US Military's Africa Command Gets New Chief

The founding commander of the U.S. military's Africa Command has retired after a nearly 40-year military career, saying the role of militaries in the current North African unrest is evidence of the value of building the kind of relationships the command was established to promote.

It was an emotional ceremony for General William Ward as he completed more than three years at Africom. He told several-hundred people at the change-of-command ceremony that his operation has expanded military cooperation with many African countries, including new joint military exercises.

In recent weeks, Africom has been engaged in its first operational assignment, helping to evacuate foreigners from Libya and delivering humanitarian supplies to refugees in Tunisia.

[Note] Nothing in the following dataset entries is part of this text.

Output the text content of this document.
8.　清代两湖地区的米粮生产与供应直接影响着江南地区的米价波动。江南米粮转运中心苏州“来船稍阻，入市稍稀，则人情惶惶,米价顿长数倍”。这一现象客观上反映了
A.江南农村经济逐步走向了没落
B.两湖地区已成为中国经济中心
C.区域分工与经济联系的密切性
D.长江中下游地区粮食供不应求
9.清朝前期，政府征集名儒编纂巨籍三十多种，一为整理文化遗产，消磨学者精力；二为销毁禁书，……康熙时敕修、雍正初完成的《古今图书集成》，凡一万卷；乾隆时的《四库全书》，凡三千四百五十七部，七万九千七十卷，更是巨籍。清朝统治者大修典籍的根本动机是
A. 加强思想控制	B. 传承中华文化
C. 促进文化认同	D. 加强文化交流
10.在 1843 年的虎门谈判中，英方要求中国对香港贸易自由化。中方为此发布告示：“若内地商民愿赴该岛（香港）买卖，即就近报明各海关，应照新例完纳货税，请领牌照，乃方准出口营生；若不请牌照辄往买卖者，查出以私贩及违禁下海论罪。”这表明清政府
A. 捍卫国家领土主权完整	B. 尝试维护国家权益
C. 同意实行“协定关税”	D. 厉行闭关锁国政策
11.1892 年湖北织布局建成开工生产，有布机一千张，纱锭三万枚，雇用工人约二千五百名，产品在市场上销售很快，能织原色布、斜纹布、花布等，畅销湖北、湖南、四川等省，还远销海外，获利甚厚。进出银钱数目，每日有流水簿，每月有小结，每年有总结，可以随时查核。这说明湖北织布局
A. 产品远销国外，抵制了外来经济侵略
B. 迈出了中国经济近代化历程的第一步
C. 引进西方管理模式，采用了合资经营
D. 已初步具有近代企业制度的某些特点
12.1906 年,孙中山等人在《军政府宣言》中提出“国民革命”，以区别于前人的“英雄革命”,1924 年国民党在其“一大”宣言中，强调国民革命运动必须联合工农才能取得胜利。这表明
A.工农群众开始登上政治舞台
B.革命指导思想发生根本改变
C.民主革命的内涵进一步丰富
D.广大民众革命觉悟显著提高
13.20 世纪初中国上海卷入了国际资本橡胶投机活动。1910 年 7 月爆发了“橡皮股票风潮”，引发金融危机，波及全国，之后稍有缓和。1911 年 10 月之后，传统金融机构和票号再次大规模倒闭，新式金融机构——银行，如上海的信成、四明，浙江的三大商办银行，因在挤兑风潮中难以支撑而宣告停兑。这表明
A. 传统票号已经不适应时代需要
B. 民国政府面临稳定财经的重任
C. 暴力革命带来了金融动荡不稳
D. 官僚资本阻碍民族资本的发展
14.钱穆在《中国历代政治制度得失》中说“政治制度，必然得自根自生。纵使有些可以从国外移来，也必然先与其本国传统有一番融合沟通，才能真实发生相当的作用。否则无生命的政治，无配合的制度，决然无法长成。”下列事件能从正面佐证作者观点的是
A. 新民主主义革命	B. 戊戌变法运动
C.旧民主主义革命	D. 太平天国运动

The command has also had a key role in preparing what officials call a "full range of options" in case President Barack Obama orders military intervention in Libya.

But General Ward said the routine work in Africa by U.S. troops - training and humanitarian assistance - has convinced many African skeptics the new command would not be a threat. He said what he called "sustained engagement" has proved its value dramatically in recent weeks.

"There is no greater evidence of that today than what's going on the northern tier of this continent. Where we have had those sustained relationships, we see militaries behaving in a way that contributes to the stability of a society as opposed to not," Ward said. "And where that has not been the case, militaries are contributing to that additional instability."

Ward was apparently referring to Egypt, where a military very close to the United States acted with restraint and facilitated a smooth transition, and Libya, where a military cut off from the United States has fractured, and some units are firing on their own people.

U.S. Defense Secretary Robert Gates told the gathering General Ward and his team demonstrated the creation of Africa Command would not result in more U.S. military action on the continent or cause the militarization of U.S. policy toward Africa. He also referred to the uprisings in the North.

"In North Africa, we see people fighting for political change from a revolution in Libya to Southern Sudan, a new nation coming into being. Throughout the region, nations are struggling to give their fast-growing populations liberty, basic necessities and greater opportunities while fighting the scourges of terrorism, corruption and piracy. Africom must continue its role in promoting this progress, preventing conflict and bolstering basic stability," Gates said.

The new commander of Africa Command, General Carter Ham, said he intends to maintain the approach General Ward established. "The longer I serve, the more I believe relationships with our partners are what really matters and really enables us to achieve our objectives. I believe we are most successful when we help find African solutions to African security challenges. And I know we will face many challenges. Some of those we can see very clearly today, while others will emerge in unexpected ways and in unexpected places," he said.

General Ham has been the commander of U.S. Army forces in Europe for the past two-and-a-half years, and has had a variety of command and Pentagon assignments.

Most recently, he co-led the defense department's analysis of the potential impact of allowing homosexuals to serve openly in the U.S. military. That process led to the approval of a law that is expected to lift the ban this year, once the military services have conducted a planned training program.

Africa Command supervises all U.S. military engagement in Africa, except for Egypt, but it has no operational troops assigned to it, as other U.S. regional commands do. It borrows troops from other areas, particularly Europe, when it has training or other missions to perform. It is also responsible for the joint U.S. military task force in Djbouti.

The command has a unique military and civilian structure, designed to enable multi-disciplinary interaction with the continent's 53 countries. The command has about 2,000 people, half of them civilians, and only 100 stationed permanently at cooperation offices in African countries.